Solved – Logistic regression with low event rate

logistic

I'm trying to build a logistic regression model to predict 90+ Days past due(DPD) events. The size of the database is 96000, with an event rate of 6%. We ran the entire data set through the info value process, and converted it into Weight of Evidence (WOE) bins. When I try to build the model using 60% of the data (for development data, the other 40% are held out for validation), the logistic regression model gives me 7 significant variables with a very high wald score for the intercept. Below, I give the results from the model:

  1. The overall model is significant (P<.0001).
  2. ROC 0.84.
  3. The Hosmer and Lemeshow Test is significant (P<0.0001), which implies the model does not adequately fit the data.
  4. The accuracy of this model is poor, and has a correct classification rate of 21%.

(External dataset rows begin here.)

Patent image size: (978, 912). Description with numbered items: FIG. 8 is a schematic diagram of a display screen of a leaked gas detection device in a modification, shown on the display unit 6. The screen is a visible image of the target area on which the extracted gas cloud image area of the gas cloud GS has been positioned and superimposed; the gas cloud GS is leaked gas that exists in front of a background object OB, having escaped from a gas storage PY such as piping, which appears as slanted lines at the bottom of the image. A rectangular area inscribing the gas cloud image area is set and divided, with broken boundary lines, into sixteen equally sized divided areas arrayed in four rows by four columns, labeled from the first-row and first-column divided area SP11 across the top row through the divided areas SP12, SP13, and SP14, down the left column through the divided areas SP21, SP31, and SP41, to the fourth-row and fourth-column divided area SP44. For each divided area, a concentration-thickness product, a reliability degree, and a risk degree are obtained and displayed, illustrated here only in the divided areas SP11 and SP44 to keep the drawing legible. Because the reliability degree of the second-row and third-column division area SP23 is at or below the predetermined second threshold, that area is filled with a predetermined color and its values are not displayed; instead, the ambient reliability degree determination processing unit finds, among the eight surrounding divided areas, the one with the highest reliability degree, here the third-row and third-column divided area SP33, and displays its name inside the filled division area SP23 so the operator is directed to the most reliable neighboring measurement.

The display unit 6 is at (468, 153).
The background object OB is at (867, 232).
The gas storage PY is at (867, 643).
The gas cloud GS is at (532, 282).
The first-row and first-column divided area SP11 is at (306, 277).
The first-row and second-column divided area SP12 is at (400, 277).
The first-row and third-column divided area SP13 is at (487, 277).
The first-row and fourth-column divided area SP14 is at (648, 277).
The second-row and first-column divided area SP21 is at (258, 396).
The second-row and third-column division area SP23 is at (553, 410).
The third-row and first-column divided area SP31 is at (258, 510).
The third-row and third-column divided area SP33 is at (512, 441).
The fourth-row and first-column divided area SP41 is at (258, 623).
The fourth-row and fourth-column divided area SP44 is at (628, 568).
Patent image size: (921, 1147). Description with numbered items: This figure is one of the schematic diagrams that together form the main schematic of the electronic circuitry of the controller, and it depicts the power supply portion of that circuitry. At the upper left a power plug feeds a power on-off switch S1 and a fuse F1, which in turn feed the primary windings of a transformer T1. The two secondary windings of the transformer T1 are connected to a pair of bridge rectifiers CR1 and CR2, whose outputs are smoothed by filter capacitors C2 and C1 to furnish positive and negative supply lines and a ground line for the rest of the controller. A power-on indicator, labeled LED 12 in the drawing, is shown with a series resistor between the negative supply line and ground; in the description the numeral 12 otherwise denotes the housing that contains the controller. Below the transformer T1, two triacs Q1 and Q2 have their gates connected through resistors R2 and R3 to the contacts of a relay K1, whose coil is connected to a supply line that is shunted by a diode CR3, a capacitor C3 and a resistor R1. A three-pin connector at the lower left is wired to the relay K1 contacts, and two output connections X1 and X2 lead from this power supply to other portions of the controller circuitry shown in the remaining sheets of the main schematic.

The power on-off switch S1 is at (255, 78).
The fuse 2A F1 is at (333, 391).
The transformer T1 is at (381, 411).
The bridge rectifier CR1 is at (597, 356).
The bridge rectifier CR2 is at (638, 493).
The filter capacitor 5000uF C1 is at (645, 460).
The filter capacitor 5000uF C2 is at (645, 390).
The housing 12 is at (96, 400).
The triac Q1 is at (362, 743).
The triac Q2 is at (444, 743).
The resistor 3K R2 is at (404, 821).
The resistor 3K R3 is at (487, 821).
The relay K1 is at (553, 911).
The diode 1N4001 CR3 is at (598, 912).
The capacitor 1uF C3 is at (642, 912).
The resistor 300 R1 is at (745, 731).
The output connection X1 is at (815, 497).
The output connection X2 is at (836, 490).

Please tell me your views on this, specifically:
. Are there any ways/methods that can help improve performance on the HL Test, since we need use the probability for the prediction?
. Can I ignore a few good loans based on some business rules?
. Is there a different methodology we should try?

I'm fairly new to the credit risk modeling and looking forward for your view.

Thank you in advance

Best Answer

You can adjust the penalty for different sorts of wrong classification. Consider that you could get 94% correct just by putting everyone in the "no event" category. But that wouldn't be useful. Clearly, whatever program you are using is, implicitly or explicitly, using a different weighting.

You can look at graphs: For continuous independent variables you can look at parallel boxplots. For categorical ones you can look at mosaic plots.

You can avoid binning, which can lower statistical power.

You could try other methods, such as classification trees.

But, in the end, you may just not have a good model.